The U.S. Administration released graphic pictures of the Hussein brothers' bodies. Both brothers had grown long beards to avoid detection, with Uday shaving his head. Afterwards, their bodies were reconstructed by morticians to assure the public that they were deceased. For example, Uday's beard was trimmed, his nose was repaired, facial gashes from the battle were removed and an 8-inch metal bar in his leg from the 1996 assassination attempt was removed. Both he and Qusay were embalmed. When criticized, the U.S. military's response was to point out that these men were no ordinary combatants, and to express hope that confirmation of the deaths would bring closure to the Iraqi people. Uday is buried in a cemetery in his hometown of Al-Awja near Tikrit, alongside Qusay and Mustafa. In 2017, his alleged son Massoud claimed that the Iranian government stole his body although this was unproven.

== In film, television, and theatre ==
Philip Arditti portrayed Uday in the docudrama television miniseries House of Saddam. He and Latif were portrayed by Dominic Cooper in The Devil's Double, based on Latif's memoirs, I was Saddam's Son, but according to Latif had only been "20% of the truth". Hrach Titizian portrayed him in the play Bengal Tiger at the Baghdad Zoo. Sam Vincenti portrayed him in the Locked Up Abroad TV-series, in the 2013 episode "Son of Saddam".

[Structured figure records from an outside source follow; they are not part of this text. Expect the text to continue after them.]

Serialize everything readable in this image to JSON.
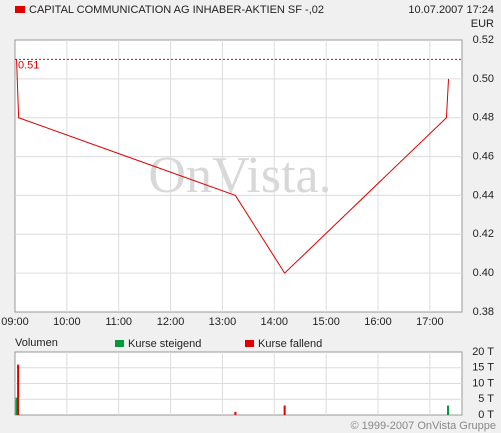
{
  "chart_data": [
    {
      "type": "line",
      "title": "CAPITAL COMMUNICATION AG INHABER-AKTIEN SF -,02",
      "date": "10.07.2007 17:24",
      "currency": "EUR",
      "watermark": "OnVista.",
      "color": "#e00000",
      "x": [
        9.03,
        9.07,
        13.25,
        14.2,
        17.32,
        17.36
      ],
      "values": [
        0.51,
        0.48,
        0.44,
        0.4,
        0.48,
        0.5
      ],
      "reference_value": 0.51,
      "xlim": [
        9,
        17.62
      ],
      "xticks": [
        {
          "value": 9,
          "label": "09:00"
        },
        {
          "value": 10,
          "label": "10:00"
        },
        {
          "value": 11,
          "label": "11:00"
        },
        {
          "value": 12,
          "label": "12:00"
        },
        {
          "value": 13,
          "label": "13:00"
        },
        {
          "value": 14,
          "label": "14:00"
        },
        {
          "value": 15,
          "label": "15:00"
        },
        {
          "value": 16,
          "label": "16:00"
        },
        {
          "value": 17,
          "label": "17:00"
        }
      ],
      "ylim": [
        0.38,
        0.52
      ],
      "yticks": [
        {
          "value": 0.52,
          "label": "0.52"
        },
        {
          "value": 0.5,
          "label": "0.50"
        },
        {
          "value": 0.48,
          "label": "0.48"
        },
        {
          "value": 0.46,
          "label": "0.46"
        },
        {
          "value": 0.44,
          "label": "0.44"
        },
        {
          "value": 0.42,
          "label": "0.42"
        },
        {
          "value": 0.4,
          "label": "0.40"
        },
        {
          "value": 0.38,
          "label": "0.38"
        }
      ],
      "grid": true
    },
    {
      "type": "bar",
      "title": "Volumen",
      "series": [
        {
          "name": "Kurse steigend",
          "color": "#009a3c",
          "x": [
            9.03,
            17.35
          ],
          "values": [
            5.5,
            3
          ]
        },
        {
          "name": "Kurse fallend",
          "color": "#e00000",
          "x": [
            9.06,
            13.25,
            14.2
          ],
          "values": [
            16,
            1,
            3
          ]
        }
      ],
      "xlim": [
        9,
        17.62
      ],
      "xticks": [
        9,
        10,
        11,
        12,
        13,
        14,
        15,
        16,
        17
      ],
      "ylim": [
        0,
        20
      ],
      "yticks": [
        {
          "value": 20,
          "label": "20 T"
        },
        {
          "value": 15,
          "label": "15 T"
        },
        {
          "value": 10,
          "label": "10 T"
        },
        {
          "value": 5,
          "label": "5 T"
        },
        {
          "value": 0,
          "label": "0 T"
        }
      ],
      "grid": true
    }
  ],
  "footer": "© 1999-2007 OnVista Gruppe"
}
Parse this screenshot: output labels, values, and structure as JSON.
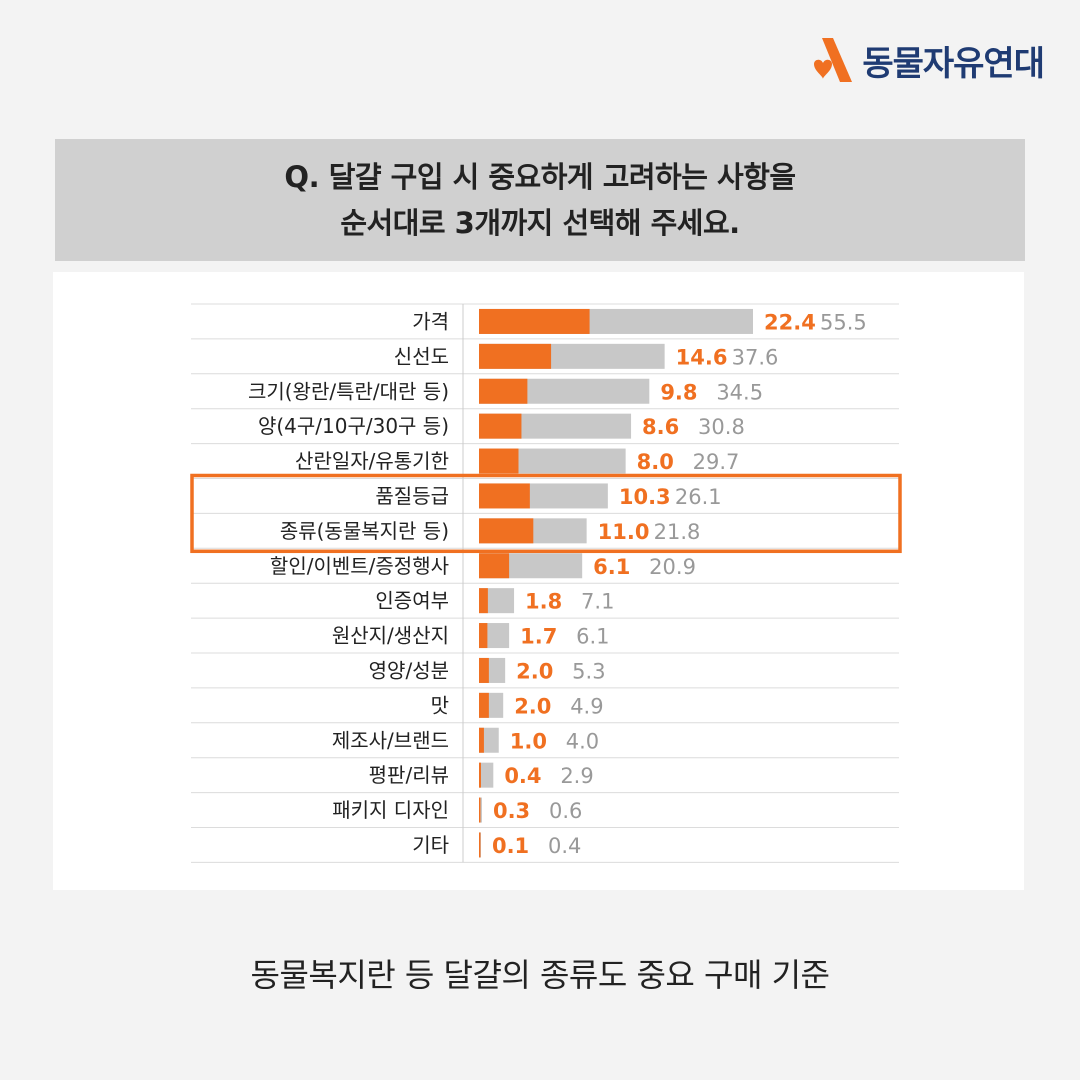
{
  "brand": {
    "name": "동물자유연대",
    "accent_color": "#f07021",
    "text_color": "#1f3b73",
    "logo_icon": "heart-a-logo-icon"
  },
  "question": {
    "line1": "Q. 달걀 구입 시 중요하게 고려하는 사항을",
    "line2": "순서대로 3개까지 선택해 주세요."
  },
  "caption": "동물복지란 등 달걀의 종류도 중요 구매 기준",
  "chart_data": {
    "type": "bar",
    "orientation": "horizontal",
    "categories": [
      "가격",
      "신선도",
      "크기(왕란/특란/대란 등)",
      "양(4구/10구/30구 등)",
      "산란일자/유통기한",
      "품질등급",
      "종류(동물복지란 등)",
      "할인/이벤트/증정행사",
      "인증여부",
      "원산지/생산지",
      "영양/성분",
      "맛",
      "제조사/브랜드",
      "평판/리뷰",
      "패키지 디자인",
      "기타"
    ],
    "series": [
      {
        "color": "#f07021",
        "values": [
          22.4,
          14.6,
          9.8,
          8.6,
          8.0,
          10.3,
          11.0,
          6.1,
          1.8,
          1.7,
          2.0,
          2.0,
          1.0,
          0.4,
          0.3,
          0.1
        ]
      },
      {
        "color": "#c8c8c8",
        "values": [
          55.5,
          37.6,
          34.5,
          30.8,
          29.7,
          26.1,
          21.8,
          20.9,
          7.1,
          6.1,
          5.3,
          4.9,
          4.0,
          2.9,
          0.6,
          0.4
        ]
      }
    ],
    "value_labels": {
      "first": [
        "22.4",
        "14.6",
        "9.8",
        "8.6",
        "8.0",
        "10.3",
        "11.0",
        "6.1",
        "1.8",
        "1.7",
        "2.0",
        "2.0",
        "1.0",
        "0.4",
        "0.3",
        "0.1"
      ],
      "total": [
        "55.5",
        "37.6",
        "34.5",
        "30.8",
        "29.7",
        "26.1",
        "21.8",
        "20.9",
        "7.1",
        "6.1",
        "5.3",
        "4.9",
        "4.0",
        "2.9",
        "0.6",
        "0.4"
      ],
      "first_color": "#f07021",
      "total_color": "#999999"
    },
    "highlight": {
      "categories": [
        "품질등급",
        "종류(동물복지란 등)"
      ],
      "color": "#f07021"
    },
    "xlim": [
      0,
      55.5
    ],
    "grid": false,
    "title": "",
    "xlabel": "",
    "ylabel": ""
  }
}
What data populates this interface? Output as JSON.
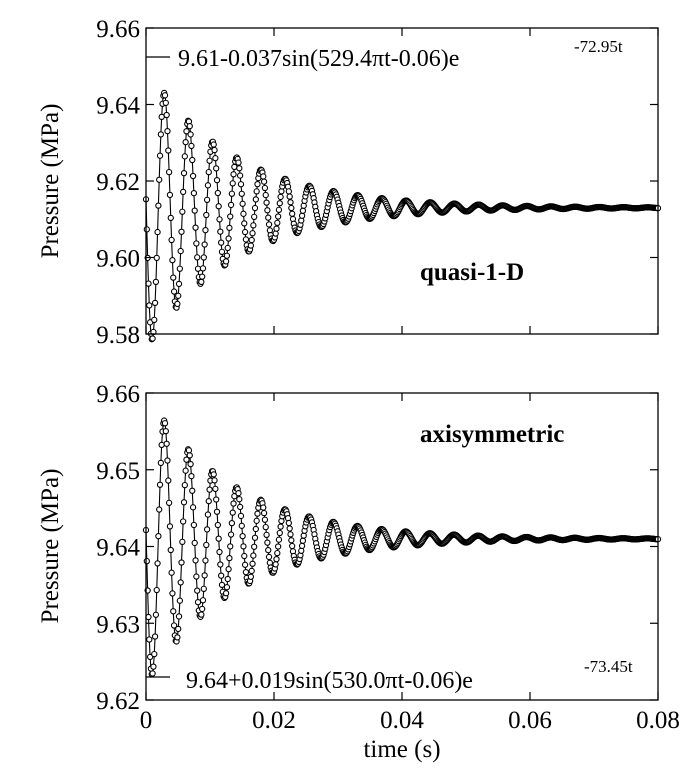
{
  "figure": {
    "xlabel": "time (s)",
    "ylabel": "Pressure (MPa)"
  },
  "chart_data": [
    {
      "type": "line",
      "panel": "top",
      "label": "quasi-1-D",
      "equation": "9.61-0.037sin(529.4πt-0.06)e",
      "equation_exponent": "-72.95t",
      "model": {
        "offset": 9.613,
        "amplitude": 0.037,
        "omega_coeff": 529.4,
        "phase": -0.06,
        "decay": 72.95
      },
      "x": {
        "min": 0,
        "max": 0.08,
        "ticks": [
          0,
          0.02,
          0.04,
          0.06,
          0.08
        ],
        "tick_labels": [
          "0",
          "0.02",
          "0.04",
          "0.06",
          "0.08"
        ],
        "show_tick_labels": false
      },
      "y": {
        "min": 9.58,
        "max": 9.66,
        "ticks": [
          9.58,
          9.6,
          9.62,
          9.64,
          9.66
        ],
        "tick_labels": [
          "9.58",
          "9.60",
          "9.62",
          "9.64",
          "9.66"
        ]
      },
      "xlabel": "",
      "ylabel": "Pressure (MPa)",
      "markers": "open-circle",
      "grid": false
    },
    {
      "type": "line",
      "panel": "bottom",
      "label": "axisymmetric",
      "equation": "9.64+0.019sin(530.0πt-0.06)e",
      "equation_exponent": "-73.45t",
      "model": {
        "offset": 9.641,
        "amplitude": 0.019,
        "omega_coeff": 530.0,
        "phase": -0.06,
        "decay": 73.45
      },
      "x": {
        "min": 0,
        "max": 0.08,
        "ticks": [
          0,
          0.02,
          0.04,
          0.06,
          0.08
        ],
        "tick_labels": [
          "0",
          "0.02",
          "0.04",
          "0.06",
          "0.08"
        ],
        "show_tick_labels": true
      },
      "y": {
        "min": 9.62,
        "max": 9.66,
        "ticks": [
          9.62,
          9.63,
          9.64,
          9.65,
          9.66
        ],
        "tick_labels": [
          "9.62",
          "9.63",
          "9.64",
          "9.65",
          "9.66"
        ]
      },
      "xlabel": "time (s)",
      "ylabel": "Pressure (MPa)",
      "markers": "open-circle",
      "grid": false
    }
  ]
}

In the 1999 movie Deterrence, Uday is depicted as Saddam's successor. A reference to Uday is made on the American The Office TV series, in the 2011 episode "Dwight K. Schrute, (Acting) Manager".

Uday is referenced in the 2003 season of Arrested Development, where a Saddam Hussein lookalike exclaims that "I am behaving like an Uday lookalike."

Uday and Qusay are referenced during a sketch in The Eric Andre Shows 2020 episode, "The 50th Episode!".

Uday is referenced in the first episode of Netflix's Tires (TV series).